The lamely named Hokkaido Highway Blues contains the ramblings of a large Canadian who hitchhiked the whole length of Japan (not just Hokkaido, boneheads) following the Cherry Blossom Front.
Time-in-Japan snobs beware. This fellow had only been here two years when he decided to squeeze out his Japan book. Sound the alarms. And he couldn't speak or read much Japanese. Cynical cynics will wonder how, then, did he have all the conversations he describes. "Was he making them up, the lying whopper?" they'll inquire.
And let's face it. Resting knowingly and yet so at ease in the long-established tradition of the Japanese "pilgrimage travelogue" (blurb radar bleeping indignantly, like a sheep with every right to be indignant), following in the hallowed footsteps of the Japanese poet-wanderer Basho and British master travel writer Alan Booth (bleeping like a metal detector that's just struck cucumber in Spinal Tap), just isn't enough to make people shell out for your book.
People are much smarter and duller than that.
You can almost hear their whispers: Only two years.

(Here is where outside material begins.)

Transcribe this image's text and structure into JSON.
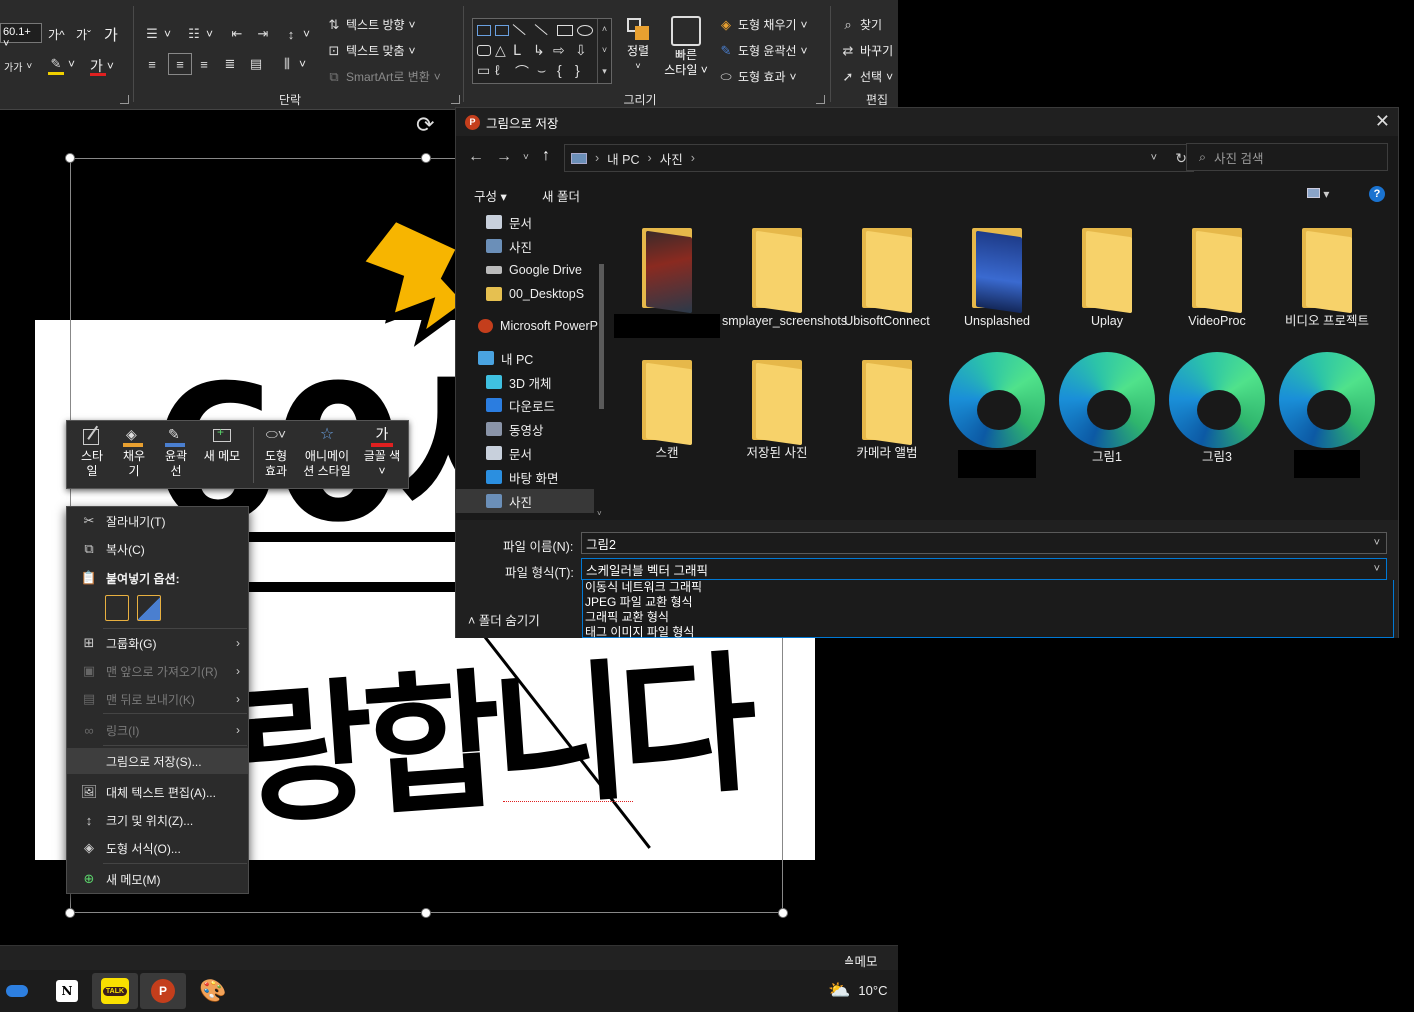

No Japanese. And from Canada.
It's an ask.
(Alright, this particular snob thought the same. He only read it because someone said the writer was better than Alan Booth.)
But but but. HHB is a good book. It's well-written. It's funny (blurbs would say irreverent). It's only annoying at times (economically viable blurbs probably wouldn't say that). And it's not afraid to take the piss unmercifully in a land that often needs it. Yes, all the usual sorry expat cliches are trotted out like gaijin teachers at a sportsday. But it also has--wait for it--moments of authentic insight (blurb alert raised to evacuate--the sheep leave town).

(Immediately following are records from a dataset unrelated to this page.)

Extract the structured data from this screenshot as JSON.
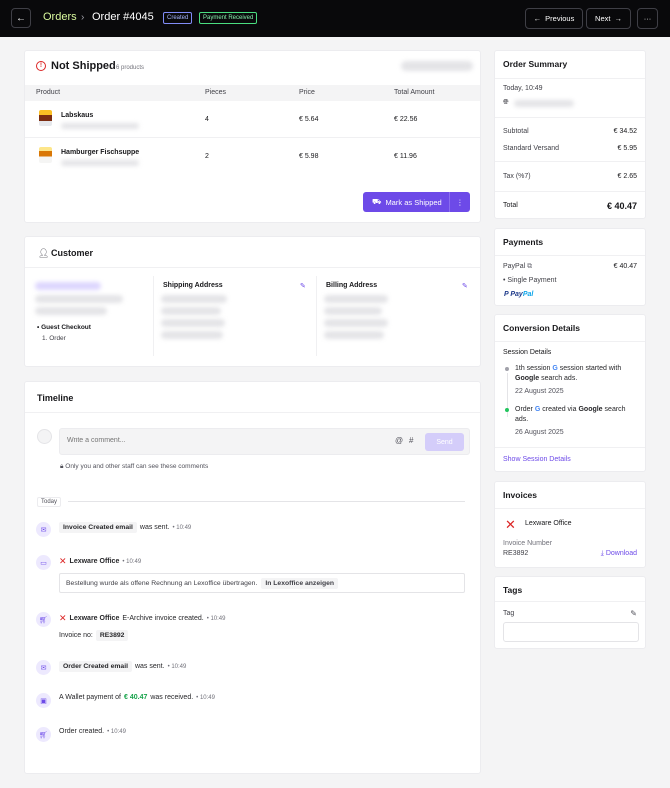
{
  "header": {
    "breadcrumb_root": "Orders",
    "order_title": "Order #4045",
    "badge_created": "Created",
    "badge_payment": "Payment Received",
    "prev_label": "Previous",
    "next_label": "Next"
  },
  "not_shipped": {
    "title": "Not Shipped",
    "count": "6 products",
    "columns": [
      "Product",
      "Pieces",
      "Price",
      "Total Amount"
    ],
    "rows": [
      {
        "product": "Labskaus",
        "pieces": "4",
        "price": "€ 5.64",
        "total": "€ 22.56"
      },
      {
        "product": "Hamburger Fischsuppe",
        "pieces": "2",
        "price": "€ 5.98",
        "total": "€ 11.96"
      }
    ],
    "ship_button": "Mark as Shipped"
  },
  "customer": {
    "title": "Customer",
    "guest": "Guest Checkout",
    "orders": "1. Order",
    "shipping_title": "Shipping Address",
    "billing_title": "Billing Address"
  },
  "timeline": {
    "title": "Timeline",
    "comment_placeholder": "Write a comment...",
    "send": "Send",
    "staff_note": "Only you and other staff can see these comments",
    "today": "Today",
    "events": {
      "e1_chip": "Invoice Created email",
      "e1_text": "was sent.",
      "e1_time": "10:49",
      "e2_source": "Lexware Office",
      "e2_time": "10:49",
      "e2_quote": "Bestellung wurde als offene Rechnung an Lexoffice übertragen.",
      "e2_link": "In Lexoffice anzeigen",
      "e3_source": "Lexware Office",
      "e3_text": "E-Archive invoice created.",
      "e3_time": "10:49",
      "e3_invoice_label": "Invoice no:",
      "e3_invoice_no": "RE3892",
      "e4_chip": "Order Created email",
      "e4_text": "was sent.",
      "e4_time": "10:49",
      "e5_pre": "A Wallet payment of",
      "e5_amount": "€ 40.47",
      "e5_post": "was received.",
      "e5_time": "10:49",
      "e6_text": "Order created.",
      "e6_time": "10:49"
    }
  },
  "summary": {
    "title": "Order Summary",
    "date": "Today, 10:49",
    "subtotal_label": "Subtotal",
    "subtotal": "€ 34.52",
    "shipping_label": "Standard Versand",
    "shipping": "€ 5.95",
    "tax_label": "Tax (%7)",
    "tax": "€ 2.65",
    "total_label": "Total",
    "total": "€ 40.47"
  },
  "payments": {
    "title": "Payments",
    "method": "PayPal",
    "amount": "€ 40.47",
    "type": "• Single Payment",
    "logo_a": "Pay",
    "logo_b": "Pal"
  },
  "conversion": {
    "title": "Conversion Details",
    "subtitle": "Session Details",
    "s1_pre": "1th session",
    "s1_post": "session started with",
    "s1_bold": "Google",
    "s1_end": "search ads.",
    "s1_date": "22 August 2025",
    "s2_pre": "Order",
    "s2_mid": "created via",
    "s2_bold": "Google",
    "s2_end": "search ads.",
    "s2_date": "26 August 2025",
    "link": "Show Session Details"
  },
  "invoices": {
    "title": "Invoices",
    "provider": "Lexware Office",
    "number_label": "Invoice Number",
    "number": "RE3892",
    "download": "Download"
  },
  "tags": {
    "title": "Tags",
    "label": "Tag"
  },
  "colors": {
    "accent": "#6d4ae8",
    "topbar": "#09090b",
    "danger": "#dc2626",
    "success": "#16a34a"
  }
}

I'd no choice, your honour. "Authentic insight" was the right phrase. Exactly the right phrase. It's insight because all-seeing me hadn't thought of it. And it's authentic because it doesn't smell the place out like a stable of reeking horseshit. Like some of the nonsense you hear from the "Japanese are very polite" brigade. The two-year stage can be a rosy-tinted time in a man's expatriatism.
But not for this fellow. "Ferguson reached an early understanding of the enforced freedoms and limitations of the narrow role of the foreigner in Japanese society," an academic might pontificate.
He did. And then wrote a pretty funny book.
Japanese ability or not, some see early. Add hitchhiking, humour, self-deprecation, the occasional cracking of sarcasm's whip, and the innate ability of the storyteller, and you've got yourself a decent, enjoyable book.
Just couldn't help feeling it's been done before, and better. But what does that matter?
Posted by Setsunai at October 12, 2005 4:52 PMhave not read this but a while back came across his take on sumo, available at his site:
http://www.willferguson.ca/articles/loveofsumo.html . A good read that is.
Found your website while doing a blog search for Alan Booth. Agreed that while Hokkaido Highway Blues was enjoyable, it doesn't hold a candle to The Roads to Sata or Looking for the Lost.
I'm a JET in central Hokkaido. We seem to have a lot in common - I even ran into that same Kermit Canadian Cyclist while hitch-hiking around the Izu Peninsula this past March.